Ketentuan yang seringkali menjadi hambatan bagi produk mamin olahan dalam negeri masuk Eropa adalah ketentuan EU Feed & Food Safety Legislation. Ketentuan ini mewajibkan, produsen semua produk mamin olahan yang menggunakan bahan baku hewani melengkapi label khusus di tiap kemasannya.
“Misalkan biskuit kan ada telurnya. Di label biskuitnya harus ada label yang menyatakan cara memelihara ayam di peternakan telah mengikuti standar eropa. Memang tujuannya baik, tapi ini jadi masalah buat kita,” ujarnya.
Contoh berikutnya adalah persepsi mengenai pewarna yang digunakan pada produk mie instan.
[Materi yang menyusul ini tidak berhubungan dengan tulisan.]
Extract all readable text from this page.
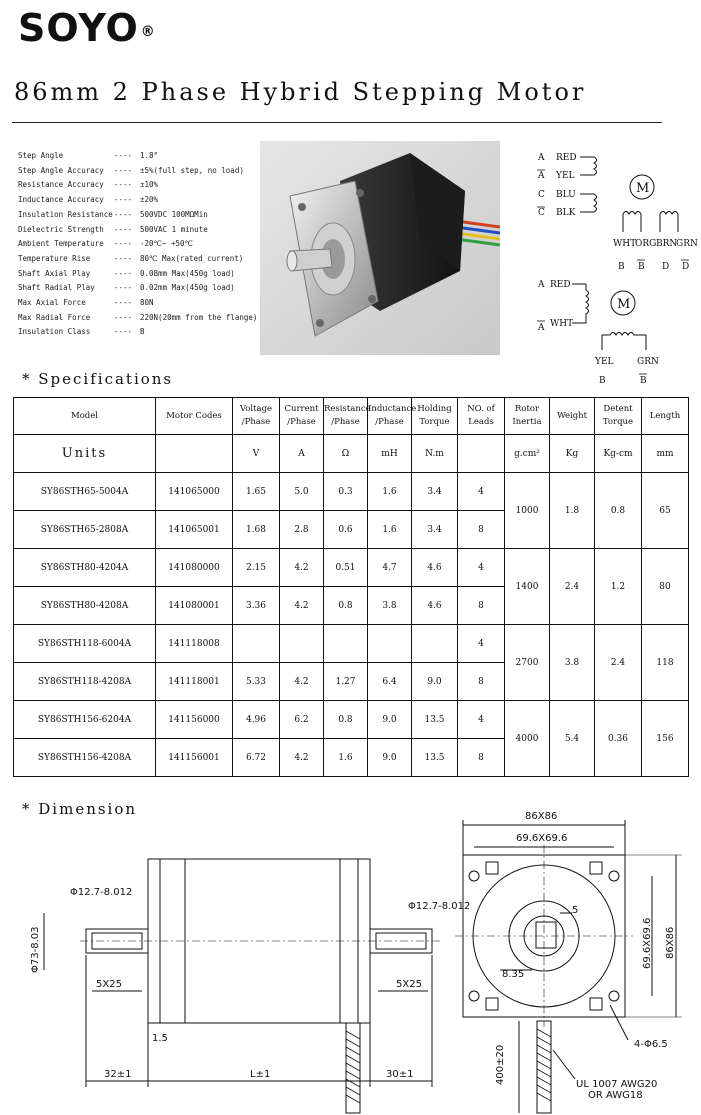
SOYO ®
86mm 2 Phase Hybrid Stepping Motor
Step Angle	----	1.8°
Step Angle Accuracy	----	±5%(full step, no load)
Resistance Accuracy	----	±10%
Inductance Accuracy	----	±20%
Insulation Resistance ----	500VDC 100MΩMin
Dielectric Strength	----	500VAC 1 minute
Ambient Temperature	----	-20℃~ +50℃
Temperature Rise	----	80℃ Max(rated current)
Shaft Axial Play	----	0.08mm Max(450g load)
Shaft Radial Play	----	0.02mm Max(450g load)
Max Axial Force	----	80N
Max Radial Force	----	220N(20mm from the flange)
Insulation Class	----	B
A
A
C
C
RED
YEL
BLU
BLK
M
WHT
ORG BRN
GRN
B B D D
A RED
A WHT
M
YEL	GRN
B	B
* Specifications
Model	Motor Codes	Voltage /Phase	Current /Phase	Resistance /Phase	Inductance /Phase	Holding Torque	NO. of Leads	Rotor Inertia	Weight	Detent Torque	Length
Units		V	A	Ω	mH	N.m		g.cm²	Kg	Kg-cm	mm
SY86STH65-5004A	141065000	1.65	5.0	0.3	1.6	3.4	4	1000	1.8	0.8	65
SY86STH65-2808A	141065001	1.68	2.8	0.6	1.6	3.4	8				
SY86STH80-4204A	141080000	2.15	4.2	0.51	4.7	4.6	4	1400	2.4	1.2	80
SY86STH80-4208A	141080001	3.36	4.2	0.8	3.8	4.6	8				
SY86STH118-6004A	141118008						4	2700	3.8	2.4	118
SY86STH118-4208A	141118001	5.33	4.2	1.27	6.4	9.0	8				
SY86STH156-6204A	141156000	4.96	6.2	0.8	9.0	13.5	4	4000	5.4	0.36	156
SY86STH156-4208A	141156001	6.72	4.2	1.6	9.0	13.5	8				
* Dimension	86X86
69.6X69.6
69.6X69.6 86X86
5
8.35
4-Φ6.5
Φ12.7-8.012
Φ73-8.03
5X25
1.5
32±1	L±1	30±1
Φ12.7-8.012
5X25
400±20	UL 1007 AWG20
OR AWG18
Di beberapa negara anggota UE, kata Thomas, menolak mie dari Indonesia yang memiliki warna. “Karena mereka menyamakan ketentuan pewarna mie dengan pasta. Padahal mie berwarna asalkan mengikuti standar kesehatan UE tetap bisa masuk. Kalau pasta memang tidak boleh berwarna,” terangnya.
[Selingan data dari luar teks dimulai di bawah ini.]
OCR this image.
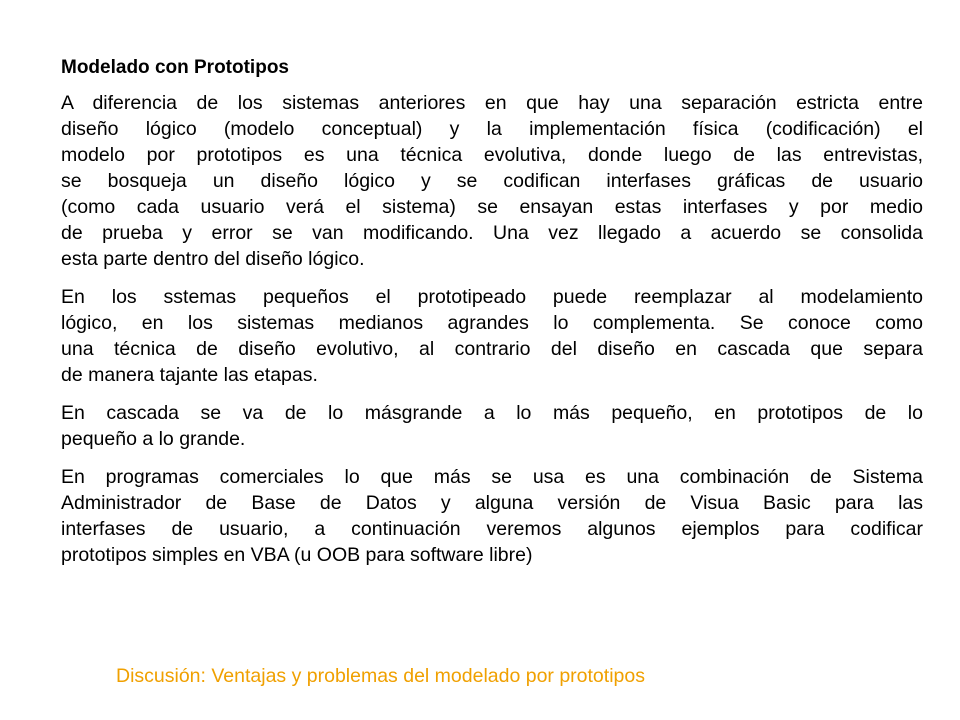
Modelado con Prototipos
A diferencia de los sistemas anteriores en que hay una separación estricta entre
diseño lógico (modelo conceptual) y la implementación física (codificación) el
modelo por prototipos es una técnica evolutiva, donde luego de las entrevistas,
se bosqueja un diseño lógico y se codifican interfases gráficas de usuario
(como cada usuario verá el sistema) se ensayan estas interfases y por medio
de prueba y error se van modificando. Una vez llegado a acuerdo se consolida
esta parte dentro del diseño lógico.
En los sstemas pequeños el prototipeado puede reemplazar al modelamiento
lógico, en los sistemas medianos agrandes lo complementa. Se conoce como
una técnica de diseño evolutivo, al contrario del diseño en cascada que separa
de manera tajante las etapas.
En cascada se va de lo másgrande a lo más pequeño, en prototipos de lo
pequeño a lo grande.
En programas comerciales lo que más se usa es una combinación de Sistema
Administrador de Base de Datos y alguna versión de Visua Basic para las
interfases de usuario, a continuación veremos algunos ejemplos para codificar
prototipos simples en VBA (u OOB para software libre)
Discusión: Ventajas y problemas del modelado por prototipos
Contoh lain, ungkap Thomas, pemeriksaan kandungan pestisida pada buah-buahan asal Indonesia. Menurutnya, produk buah dalam negeri memiliki karakter berbeda dari buah-buahan lain, yakni berkulit keras. “Mestinya cara pemeriksaannya dibedakan dengan buah yang bisa dimakan langsung, misalkan apel. Buah kita pasti mengandung pestisida, karena saat musim tanam kalau tidak disemprot pasti dimakan serangga,” ujarnya.
Gapmmi pun telah menyampaikan permasalahan tersebut kepada pemerintah supaya bisa didiskusikan dengan pihak Uni Eropa. “Saya sudah kasih masukan ke Badan Standarisasi Nasional (BSN). Nanti juga akan bertemu dengan pihak Kementrian Perdagangan,” jelasnya.
Berdasarkan catatan Gapmmi, Uni Eropa merupakan pasar ekspor mamin terbesar ketiga dibawah Amerika Serikat dan Jepang. Nilai ekspor mamin Indonesia ke Eropa tahun lalu tercatat dikisaran US$ 400 juta. “Tahun ini saya proyeksikan nilai ekspornya bisa tumbuh sekitar 10%-15%,” tutur Thomas.
Thomas menilai, Uni Eropa pasti akan membantu Indonesia mencari solusi hambatan perdagangan tersebut. Sebab, anggota Uni Eropa memiliki keterbatasan produk maupun bahan baku untuk diolah jadi mamin.